Open snooppr opened this issue 5 months ago • 2 comments

I have a watch that writes metrics: GPS and heart rate (but not altitude).

Reproducing the problem when GPSPrune removes (apparently unintentionally) the pulse from the gpx track.

  1. Open the gpx track in gpsprune (approximate markup)
<trkpt lat="x" lon="y">
    <time>2024-01-16T08:49:09.000Z</time>
    <extensions>
        <gpxtpx:TrackPointExtension>
            <gpxtpx:hr>98</gpxtpx:hr>
        </gpxtpx:TrackPointExtension>
    </extensions>
</trkpt>
  1. Online --> get height from SRTM --> save track in gpx.
  2. Open the saved gpx track and you will find that the heart rate has disappeared from it
<trkpt lat="x" lon="y">
	<ele>130.52680000000055</ele>
	<time>2024-01-16T08:49:09.000Z</time>
</trkpt>

If you do not use the function in gpsprune (obtaining heights from SRTM), then after editing the track, for example, gluing, etc. and after saving the track, the new track saves your heart rate. So I conclude that it is the 'get height from SRTM' function that removes the heart rate from the track, it shouldn't be that way. Please correct.

snooppr avatar Jan 27 '24 06:01 snooppr

Just in case, I will add information, a workaround for the problem until it is fixed in gpsprune, for those users who are faced with the same problem (for example, all users of the TomTom line of watches, who can now receive their tracks from the watch only using a PC) .

You can add height to a track and save the heart rate in various software (osmand; qgis, etc.), but this is not so convenient/long.
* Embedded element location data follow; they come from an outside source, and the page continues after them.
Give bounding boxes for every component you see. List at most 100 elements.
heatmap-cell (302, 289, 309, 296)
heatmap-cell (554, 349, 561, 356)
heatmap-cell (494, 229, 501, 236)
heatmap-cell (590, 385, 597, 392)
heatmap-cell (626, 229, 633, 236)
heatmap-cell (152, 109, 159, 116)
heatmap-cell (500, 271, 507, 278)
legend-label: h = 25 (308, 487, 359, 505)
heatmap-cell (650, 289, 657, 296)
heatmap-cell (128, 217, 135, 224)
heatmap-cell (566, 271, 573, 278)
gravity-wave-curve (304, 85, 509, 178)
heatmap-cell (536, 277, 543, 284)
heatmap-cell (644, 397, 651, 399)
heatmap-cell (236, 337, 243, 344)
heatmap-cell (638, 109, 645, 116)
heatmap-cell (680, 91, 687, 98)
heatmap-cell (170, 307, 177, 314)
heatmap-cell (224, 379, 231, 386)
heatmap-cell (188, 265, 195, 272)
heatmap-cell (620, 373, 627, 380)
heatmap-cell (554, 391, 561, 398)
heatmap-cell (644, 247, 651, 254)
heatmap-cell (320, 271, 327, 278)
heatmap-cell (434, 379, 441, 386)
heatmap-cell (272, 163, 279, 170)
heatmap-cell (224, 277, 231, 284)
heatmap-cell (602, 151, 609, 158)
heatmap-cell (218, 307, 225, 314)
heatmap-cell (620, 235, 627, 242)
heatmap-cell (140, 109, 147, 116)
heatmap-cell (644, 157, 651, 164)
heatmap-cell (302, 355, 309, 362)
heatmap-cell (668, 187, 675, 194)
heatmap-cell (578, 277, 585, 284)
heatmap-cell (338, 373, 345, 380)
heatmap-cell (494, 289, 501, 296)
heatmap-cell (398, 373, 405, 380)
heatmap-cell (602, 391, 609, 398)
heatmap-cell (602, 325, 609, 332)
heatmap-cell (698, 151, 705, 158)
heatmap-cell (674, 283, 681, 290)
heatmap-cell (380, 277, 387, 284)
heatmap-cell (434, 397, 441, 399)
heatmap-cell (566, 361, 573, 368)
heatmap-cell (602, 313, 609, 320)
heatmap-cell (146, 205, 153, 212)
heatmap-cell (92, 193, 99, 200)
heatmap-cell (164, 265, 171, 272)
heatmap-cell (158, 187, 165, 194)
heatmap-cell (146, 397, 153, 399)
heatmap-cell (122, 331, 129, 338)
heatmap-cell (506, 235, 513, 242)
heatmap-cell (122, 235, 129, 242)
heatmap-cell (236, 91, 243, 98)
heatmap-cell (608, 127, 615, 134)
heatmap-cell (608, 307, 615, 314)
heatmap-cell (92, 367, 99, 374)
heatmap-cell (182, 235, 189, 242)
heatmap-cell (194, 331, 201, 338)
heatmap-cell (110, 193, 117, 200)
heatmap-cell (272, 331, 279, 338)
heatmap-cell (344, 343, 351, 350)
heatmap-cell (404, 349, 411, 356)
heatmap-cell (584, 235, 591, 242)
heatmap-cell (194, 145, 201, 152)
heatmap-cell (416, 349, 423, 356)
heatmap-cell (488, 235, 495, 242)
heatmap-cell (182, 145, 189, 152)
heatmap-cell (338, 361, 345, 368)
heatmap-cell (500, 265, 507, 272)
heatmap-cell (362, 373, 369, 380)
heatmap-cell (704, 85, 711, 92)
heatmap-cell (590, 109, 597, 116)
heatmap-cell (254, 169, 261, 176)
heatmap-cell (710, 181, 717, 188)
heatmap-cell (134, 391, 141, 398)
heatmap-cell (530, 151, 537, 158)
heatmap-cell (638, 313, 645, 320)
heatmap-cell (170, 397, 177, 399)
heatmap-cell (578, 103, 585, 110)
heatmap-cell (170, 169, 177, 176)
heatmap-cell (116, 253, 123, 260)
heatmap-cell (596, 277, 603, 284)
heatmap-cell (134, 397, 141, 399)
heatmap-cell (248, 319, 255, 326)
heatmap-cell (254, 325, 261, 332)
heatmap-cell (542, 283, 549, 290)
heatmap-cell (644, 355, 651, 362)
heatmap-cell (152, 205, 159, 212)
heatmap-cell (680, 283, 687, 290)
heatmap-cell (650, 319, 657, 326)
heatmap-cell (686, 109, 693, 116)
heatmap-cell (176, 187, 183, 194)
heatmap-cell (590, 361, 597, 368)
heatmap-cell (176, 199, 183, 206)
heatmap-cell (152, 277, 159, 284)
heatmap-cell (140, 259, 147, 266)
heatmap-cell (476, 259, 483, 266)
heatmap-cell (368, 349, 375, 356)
The easiest option but privacy may suffer, although the source code is open and there is a nice privacy policy, everything seems to be acceptable

The files created, visualized or edited on the website are only read once and never stored on a server. We only access the data contained in the files and handle all computations from your local browser (it is a pure client-side application) is to use the service

https://gpx.studio/ It does this very quickly and intuitively without any technical skills, I checked it on my track.

snooppr avatar Jan 27 '24 07:01 snooppr

Thanks for the bug report, and yes I agree it can be a bit confusing.
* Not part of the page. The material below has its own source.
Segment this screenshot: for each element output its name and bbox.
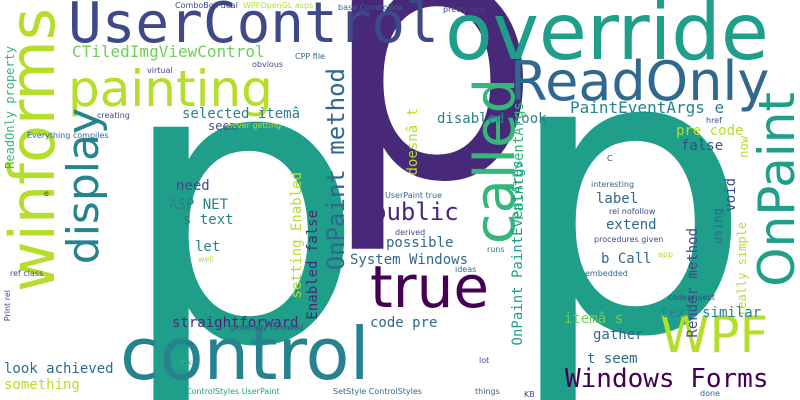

The problem here is not specifically the SRTM lookup, it's the fact that this function adds the altitude field to a point which didn't have an altitude before. It behaves the same if you manually add an altitude to this point too. In your "non-SRTM" case where you're changing the order of points or combining points from different files, the points themselves aren't changed. And because you've selected "Copy source xml", (even though the points are now in a different order), GpsPrune is able to just copy the whole xml for that point from its source file, including the gpxtpx:hr tags which GpsPrune otherwise has no knowledge about. When you add a new field to this point, either by adding a waypoint name or by adding an altitude, GpsPrune realises that it can no longer copy the source for this point, so it has to regenerate the gpx contents based on what it knows about. And that includes position, altitude, name, timestamp etc but not these extensions which it doesn't recognise.
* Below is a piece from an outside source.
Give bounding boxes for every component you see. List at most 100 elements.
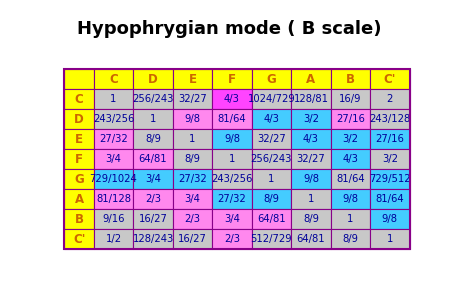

Until GpsPrune has a more complete understanding of all the possible gpx extensions which could be in use, it doesn't have a way to work out where to insert the missing <ele> tag. So the workaround which I would personally use (yes, I know it's awkward, that's why I'm calling it a workaround and not a solution) would be to add altitudes to all the points before loading into GpsPrune. For example, I could replace <time> for all the points with <ele>0</ele><time> so that they all have zero altitude. Then after GpsPrune has replaced those altitudes with values out of SRTM (or changed by hand) then it can export as a GPX file using the source file, and your extensions including your heart rate data will be retained.